1.4. Wrapper elements mots:string and mots:number

When an XPath expression returns a string or a number, the Mots-15 back end may wrap the string in a mots:string element. If for some reason it's inappropriate for the result to be returned as a hitlist element, the string or number may in turn be wrapped in a result element. These elements may be declared thus:
<!ELEMENT mots:result     (mots:string | mots:number | mots:error) >
<!ELEMENT mots:string     (#PCDATA) >
<!ELEMENT mots:number     (#PCDATA) >
<!ELEMENT mots:error      ANY >

1.5. Wrapper element mots:error

When an XPath expression raises an error, it is desirable that the Mots-15 back end return an error element to report on the problem. The contents of the element may be any well-formed XML.
<!ELEMENT mots:error      ANY >

2. Functions returning node sets

2.1. Function: node set union(node set 1, node set 2, ...)

Returns the union of all the node sets passed as arguments.
(N.B. in practice, this function is redundant because one can use the "|" operator instead.

2.2. Function: node set intersection(node set 1, node set 2, ...)

Returns the intersection of all the node sets passed as arguments.

2.3. Function: node set diff(node set 1, node set 2)

Returns the set of nodes in ns1 which are not also in ns2.

2.4. Function: node set outer(node set 1)
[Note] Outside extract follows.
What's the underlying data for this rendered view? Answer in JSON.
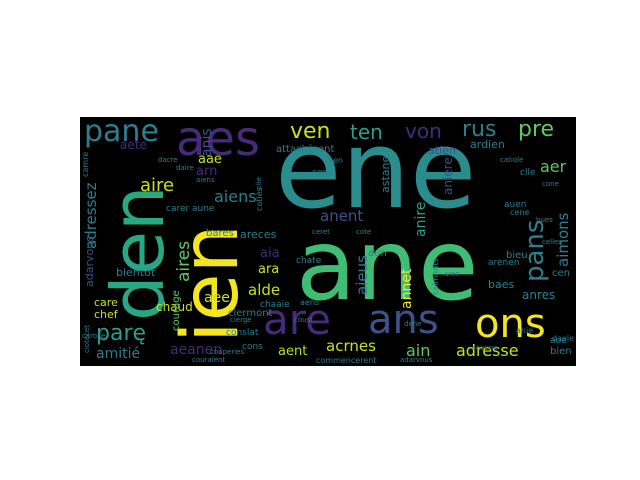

Returns the set of nodes in ns1 which are not contained within (descendants of) any of the nodes in ns1. Identical (?) in meaning to
diff("//p","//p/descendant::*")
Cf. sgrep outer operator.

2.5. Function: node set inner(node set 1)

Returns the set of nodes in ns1 which do not contain (are not ancestors of) any of the nodes in ns1. Identical (?) in meaning to
diff("//p","//p/ancestor::*")
Cf. sgrep inner operator.

2.6. Function: node set exclude(node set 1, node set 2)
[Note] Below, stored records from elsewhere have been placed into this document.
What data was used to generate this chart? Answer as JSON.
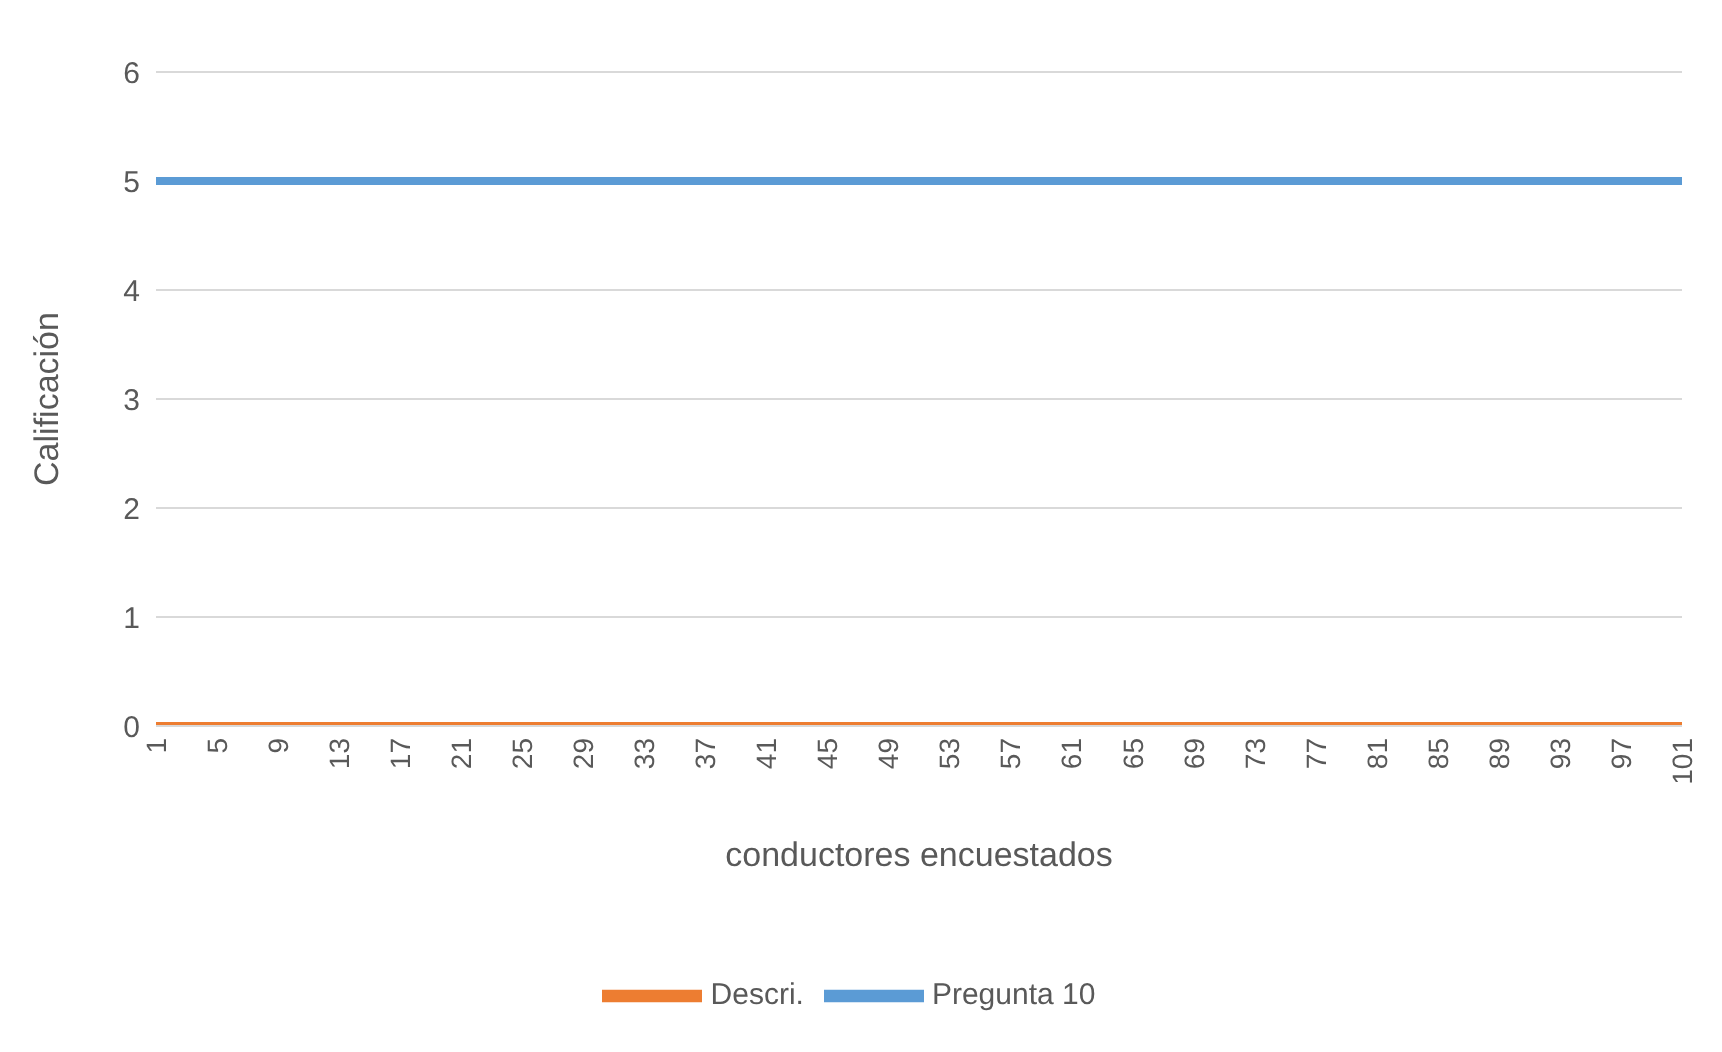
{
  "chart_data": {
    "type": "line",
    "ylabel": "Calificación",
    "xlabel": "conductores encuestados",
    "categories": [
      "1",
      null,
      null,
      null,
      "5",
      null,
      null,
      null,
      "9",
      null,
      null,
      null,
      "13",
      null,
      null,
      null,
      "17",
      null,
      null,
      null,
      "21",
      null,
      null,
      null,
      "25",
      null,
      null,
      null,
      "29",
      null,
      null,
      null,
      "33",
      null,
      null,
      null,
      "37",
      null,
      null,
      null,
      "41",
      null,
      null,
      null,
      "45",
      null,
      null,
      null,
      "49",
      null,
      null,
      null,
      "53",
      null,
      null,
      null,
      "57",
      null,
      null,
      null,
      "61",
      null,
      null,
      null,
      "65",
      null,
      null,
      null,
      "69",
      null,
      null,
      null,
      "73",
      null,
      null,
      null,
      "77",
      null,
      null,
      null,
      "81",
      null,
      null,
      null,
      "85",
      null,
      null,
      null,
      "89",
      null,
      null,
      null,
      "93",
      null,
      null,
      null,
      "97",
      null,
      null,
      null,
      "101"
    ],
    "series": [
      {
        "name": "Pregunta 10",
        "color": "#5b9bd5",
        "values": [
          5,
          5,
          5,
          5,
          5,
          5,
          5,
          5,
          5,
          5,
          5,
          5,
          5,
          5,
          5,
          5,
          5,
          5,
          5,
          5,
          5,
          5,
          5,
          5,
          5,
          5,
          5,
          5,
          5,
          5,
          5,
          5,
          5,
          5,
          5,
          5,
          5,
          5,
          5,
          5,
          5,
          5,
          5,
          5,
          5,
          5,
          5,
          5,
          5,
          5,
          5,
          5,
          5,
          5,
          5,
          5,
          5,
          5,
          5,
          5,
          5,
          5,
          5,
          5,
          5,
          5,
          5,
          5,
          5,
          5,
          5,
          5,
          5,
          5,
          5,
          5,
          5,
          5,
          5,
          5,
          5,
          5,
          5,
          5,
          5,
          5,
          5,
          5,
          5,
          5,
          5,
          5,
          5,
          5,
          5,
          5,
          5,
          5,
          5,
          5,
          5
        ]
      },
      {
        "name": "Descri.",
        "color": "#ed7d31",
        "values": [
          0,
          0,
          0,
          0,
          0,
          0,
          0,
          0,
          0,
          0,
          0,
          0,
          0,
          0,
          0,
          0,
          0,
          0,
          0,
          0,
          0,
          0,
          0,
          0,
          0,
          0,
          0,
          0,
          0,
          0,
          0,
          0,
          0,
          0,
          0,
          0,
          0,
          0,
          0,
          0,
          0,
          0,
          0,
          0,
          0,
          0,
          0,
          0,
          0,
          0,
          0,
          0,
          0,
          0,
          0,
          0,
          0,
          0,
          0,
          0,
          0,
          0,
          0,
          0,
          0,
          0,
          0,
          0,
          0,
          0,
          0,
          0,
          0,
          0,
          0,
          0,
          0,
          0,
          0,
          0,
          0,
          0,
          0,
          0,
          0,
          0,
          0,
          0,
          0,
          0,
          0,
          0,
          0,
          0,
          0,
          0,
          0,
          0,
          0,
          0,
          0
        ]
      }
    ],
    "ylim": [
      0,
      6
    ],
    "yticks": [
      0,
      1,
      2,
      3,
      4,
      5,
      6
    ],
    "grid": "y",
    "legend": "bottom",
    "marker": "none",
    "line_style": "solid"
  }
}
Returns copies of the set of nodes in ns1 in which all the nodes in ns2 have been suppressed. For example:
exclude("//sp", union("//note[@resp='editor']","//stage")
returns copies of all the speeches (TEI sp elements) in the document, with all the editorial notes (<note resp='editor'> ... <note> and all the stage directions left out.
(? Is this feasible? As the example shows, it would be very handy for generating word lists and the like.)